Schloss Salem: die Elite geht off – zeitweise

Konzentration auf das Wesentliche

Konzentration auf das Wesentliche

Eine Meldung auf SPON (Spiegel-Online): Die Privatschule Salem nahe dem Bodensee in Baden-Württemberg hat seit Oktober eine stringente Regel: die 250 Schüler der achten, neunten und zehnten Klassen müssen um 21.30 Uhr ihre Smartphones, MP3-Player, Laptops und Tablet-PCs abgeben. Ihre Handys erhalten die 13- bis 17-Jährigen am darauffolgenden Tag nach dem gemeinsamen Mittagessen um 14.15 Uhr zurück. Ihre Laptops und Tablets dürfen sie bereits zum Unterrichtsbeginn wieder nutzen.

Es handele sich um den Versuch, die Schüler „in ein engeres Korsett hineinzubringen“, sagt Pressesprecher Hartmut Ferenschild. Da Schloss Salem eine Privatschule ist, kann die Leitung eine solche Regel leichter einführen als öffentliche Schulen. 640 Schüler besuchen das Internat Salem, Kosten: knapp 35.000 Euro pro Jahr. Für die Unterstufenschüler der Klassen fünf, sechs und sieben gilt schon seit jeher ein generelles Handy- und Internetverbot. Sie dürfen sich lediglich für eine Stunde pro Tag ein Gerät ausleihen und damit telefonieren, SMS schreiben oder unter Aufsicht im Netz surfen.

Der Medienkonsum sei in der Mittelstufe „eingerissen“, begründet die Schule den jüngsten Schritt. Immer wieder hätten Schüler sogar im Unterricht zu ihren Handys gegriffen, einige hätten ihre Telefone nicht einmal für eine Sekunde aus der Hand genommen. „Diese Technik ist ein Zeitfresser sondergleichen“, sagt Ferenschild.

Nun bin ich – vorsichtig ausgedrückt – technisch sehr affin, mit leichten Tendenzen zum Nerd-Tum. Jedoch finde ich diese Regelung im Augenblick absolut TOLL!

Die geistige Teilnahme an der Umwelt in der wir leben ist prägend. Das Erkennen und Begreifen sozialer Verhältnisse wirkt auf das eigene soziale Verhalten. Es kann zum Nachdenken anregen, was wiederum für das Gehirn nicht ganz unwichtig ist. Der Mensch entwickelt sich in und mit der Umwelt, nicht durch eine virtuelle Scheinrealität. Natürlich ist diese Technik per se nicht schlecht. Die „ältere Generation“, die in der Regel übrigens besser damit umgehen kann als sich so MANCHER überhaupt vorstellen kann (scnr), kann vor allem besser einschätzen, wann und wofür die Technik überhaupt notwendig ist.

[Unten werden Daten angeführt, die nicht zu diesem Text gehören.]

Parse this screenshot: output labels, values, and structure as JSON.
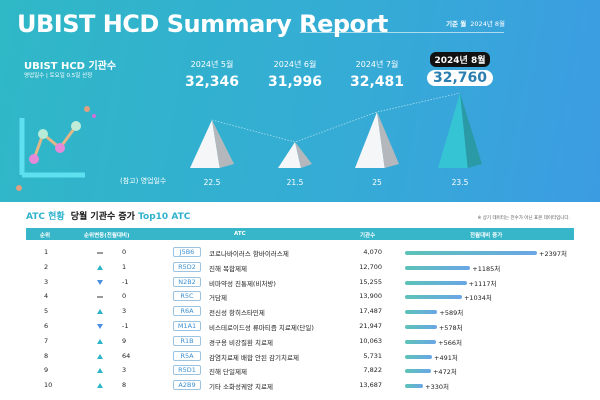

Und das kommt aus einer Lebenserfahrung, die wiederum auf „social skills“ aufbaut und somit auf die Zeit, die mit Beobachtung und Nachdenken verbracht wurde. Keine Technik gibt das her! Auch die Erkenntnis, daß die Qualität der Kommunikation mit der beliebigen und jederzeitigen Quantität abnimmt, ist verbunden mit “social skills” und Erfahrungen, die „ältere“ Menschen. Alles zu seiner Zeit, und nichts ohne Grenzen. Wer täglich Lachs frisst, verlernt den Geschmack am Besonderen.

Die Hektik, Ziellosigkeit und fehlende Gesprächskultur unserer „Head-Down“Generation kann man sehr gut und sehr häufig bei facebook & Co betrachten. Die häufig mit grammatischen Fehlern behafteten Beiträge werden vom Smartphone (oft zu erkennen an der permanenten Kleinschreibung, weil es einfacher ist) abgefeuert, aber nicht mehr verfolgt. Die Head-Down-Generation ist nach fünf Minuten schon wieder ganz woanders und der eigene Beitrag wurde längst vergessen. Häufig ist eine Erwiderung auf einen Beitrag eine vollkommen verlorene Liebesmüh. Eine Kommunikation mit diesen Leuten ist leider oft überhaupt nicht mehr möglich.

Kurz und gut, aus lerntechnischer, gehirntechnischer und persönlicher Sicht: will ich auch an meiner Schule.